La puissance de l’imagination sur notre état physique, même après que nous ayons atteint l’âge mûr, est démontrée de bien des manières. En médecine, un praticien intelligent n’hésite pas à lui attribuer une influence curative ou morbifique bien supérieure à celle de ses pilules et potions. Il l’appelle vis medicafrix naturæ, et son premier effort tend à gagner la confiance de son malade au point que, grâce à elle, il peut forcer la nature à vaincre le mal. La peur tue souvent ; et la douleur a un tel pouvoir sur les fluides subtils du corps, que non seulement elle dérange les organes internes, mais encore elle fait blanchir les cheveux.
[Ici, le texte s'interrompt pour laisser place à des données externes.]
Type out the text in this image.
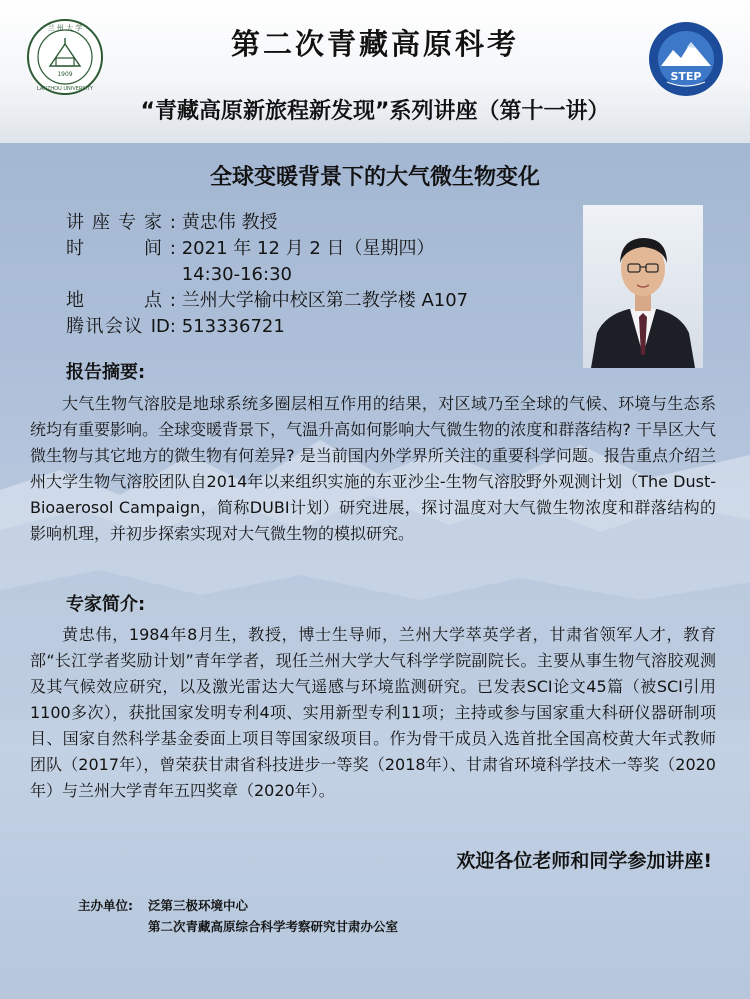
1909
兰 州 大 学
LANZHOU UNIVERSITY
第二次青藏高原科考
“青藏高原新旅程新发现”系列讲座（第十一讲）
STEP
全球变暖背景下的大气微生物变化
讲座专家: 黄忠伟 教授
时　　间: 2021 年 12 月 2 日（星期四）
14:30-16:30
地　　点: 兰州大学榆中校区第二教学楼 A107
腾讯会议 ID: 513336721
报告摘要:
大气生物气溶胶是地球系统多圈层相互作用的结果，对区域乃至全球的气候、环境与生态系统均有重要影响。全球变暖背景下，气温升高如何影响大气微生物的浓度和群落结构? 干旱区大气微生物与其它地方的微生物有何差异? 是当前国内外学界所关注的重要科学问题。报告重点介绍兰州大学生物气溶胶团队自2014年以来组织实施的东亚沙尘-生物气溶胶野外观测计划（The Dust-Bioaerosol Campaign，简称DUBI计划）研究进展，探讨温度对大气微生物浓度和群落结构的影响机理，并初步探索实现对大气微生物的模拟研究。
专家简介:
黄忠伟，1984年8月生，教授，博士生导师，兰州大学萃英学者，甘肃省领军人才，教育部“长江学者奖励计划”青年学者，现任兰州大学大气科学学院副院长。主要从事生物气溶胶观测及其气候效应研究，以及激光雷达大气遥感与环境监测研究。已发表SCI论文45篇（被SCI引用1100多次），获批国家发明专利4项、实用新型专利11项；主持或参与国家重大科研仪器研制项目、国家自然科学基金委面上项目等国家级项目。作为骨干成员入选首批全国高校黄大年式教师团队（2017年），曾荣获甘肃省科技进步一等奖（2018年）、甘肃省环境科学技术一等奖（2020年）与兰州大学青年五四奖章（2020年）。
欢迎各位老师和同学参加讲座!
主办单位: 泛第三极环境中心
第二次青藏高原综合科学考察研究甘肃办公室
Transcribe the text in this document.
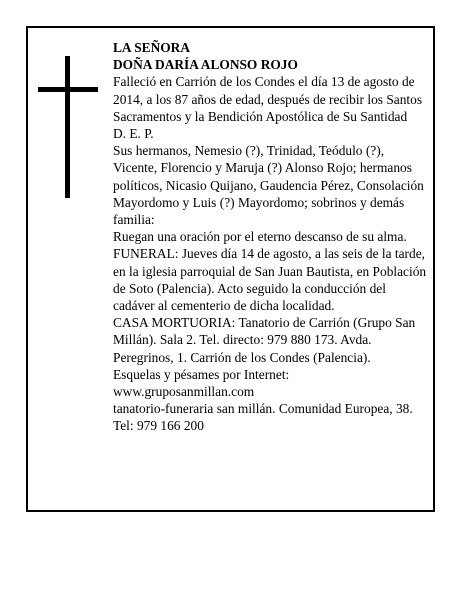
LA SEÑORA

DOÑA DARÍA ALONSO ROJO

Falleció en Carrión de los Condes el día 13 de agosto de 2014, a los 87 años de edad, después de recibir los Santos Sacramentos y la Bendición Apostólica de Su Santidad

D. E. P.

Sus hermanos, Nemesio (?), Trinidad, Teódulo (?), Vicente, Florencio y Maruja (?) Alonso Rojo; hermanos políticos, Nicasio Quijano, Gaudencia Pérez, Consolación Mayordomo y Luis (?) Mayordomo; sobrinos y demás familia:

Ruegan una oración por el eterno descanso de su alma.

FUNERAL: Jueves día 14 de agosto, a las seis de la tarde, en la iglesia parroquial de San Juan Bautista, en Población de Soto (Palencia). Acto seguido la conducción del cadáver al cementerio de dicha localidad.

CASA MORTUORIA: Tanatorio de Carrión (Grupo San Millán). Sala 2. Tel. directo: 979 880 173. Avda. Peregrinos, 1. Carrión de los Condes (Palencia).

Esquelas y pésames por Internet:

www.gruposanmillan.com

tanatorio-funeraria san millán. Comunidad Europea, 38. Tel: 979 166 200
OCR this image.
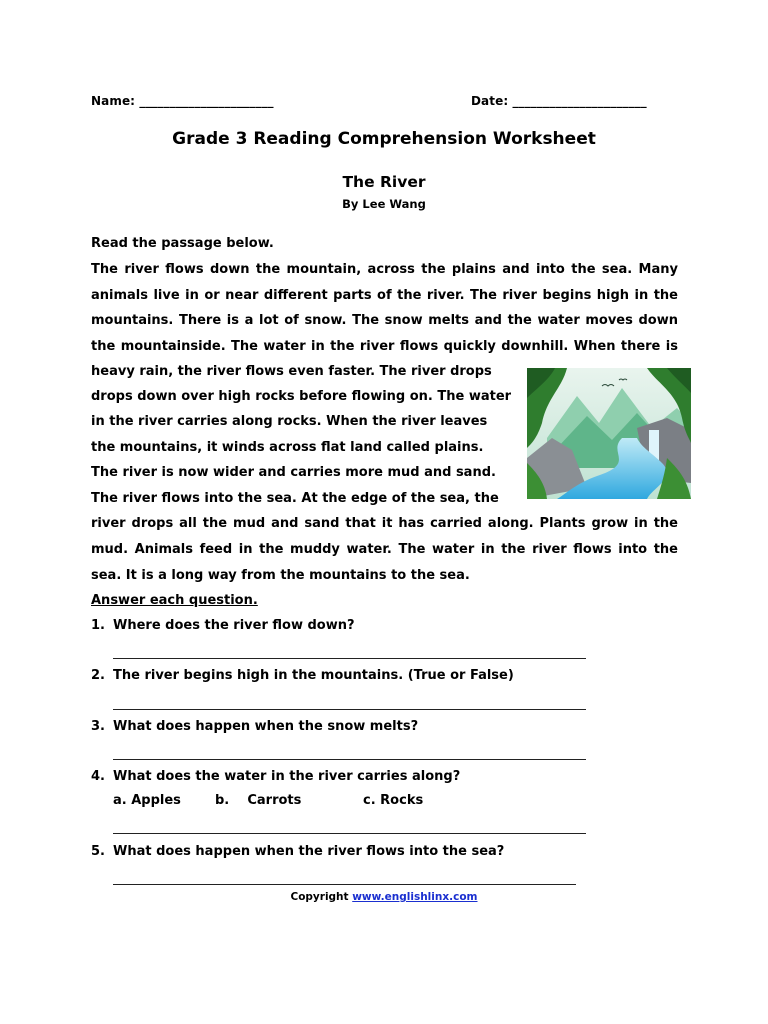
Name: ______________________	Date: ______________________
Grade 3 Reading Comprehension Worksheet
The River
By Lee Wang
Read the passage below.
The river flows down the mountain, across the plains and into the sea. Many
animals live in or near different parts of the river. The river begins high in the
mountains. There is a lot of snow. The snow melts and the water moves down
the mountainside. The water in the river flows quickly downhill. When there is
heavy rain, the river flows even faster. The river drops
drops down over high rocks before flowing on. The water
in the river carries along rocks. When the river leaves
the mountains, it winds across flat land called plains.
The river is now wider and carries more mud and sand.
The river flows into the sea. At the edge of the sea, the
river drops all the mud and sand that it has carried along. Plants grow in the
mud. Animals feed in the muddy water. The water in the river flows into the
sea. It is a long way from the mountains to the sea.
Answer each question.
1. Where does the river flow down?
2. The river begins high in the mountains. (True or False)
3. What does happen when the snow melts?
4. What does the water in the river carries along?
a. Apples	b.    Carrots	c. Rocks
5. What does happen when the river flows into the sea?
Copyright www.englishlinx.com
Ficino mentionne des signatures de fœtus, formées en forme de cerises ou autres fruits, de couleurs, de poils, d’excroissances, et il reconnaît que l’imagination de la mère peut transformer ces signes en images d’un animal, d’un singe, d’un porc, d’un chien, etc… Marc Damascene parle d’une jeune fille qui était couverte de poils, et portait de la barbe, comme notre moderne Julia Pastrana ; Guillaume Paradin parle d’un enfant dont la peau et les ongles étaient ceux d’un ours ; Balduin Ronsceus en cite un, né avec des barbes de dindon ; Pare dit en avoir vu un avec une tête de grenouille, et Avicenne fait mention de poulets ayant des têtes d’épervier (169). Dans ce dernier cas, qui prouve péremptoirement l’influence de l’imagination chez les animaux, l’embryon a dû être ainsi formé au moment de la conception, l’imagination de la poule ayant été frappée par la vue réelle ou imaginaire d’un épervier. Cela est évident, car le Dr More, qui cite ce cas, sur l’autorité d’Avicenne, observe très justement que comme l’œuf en question aurait pu être couvé et éclore à des centaines de milles de distance de la poule qui l’avait pondu, l’image microscopique du faucon empreinte sur l’embryon a dû croître avec le poulet et, par conséquent, indépendamment de toute influence ultérieure de la poule.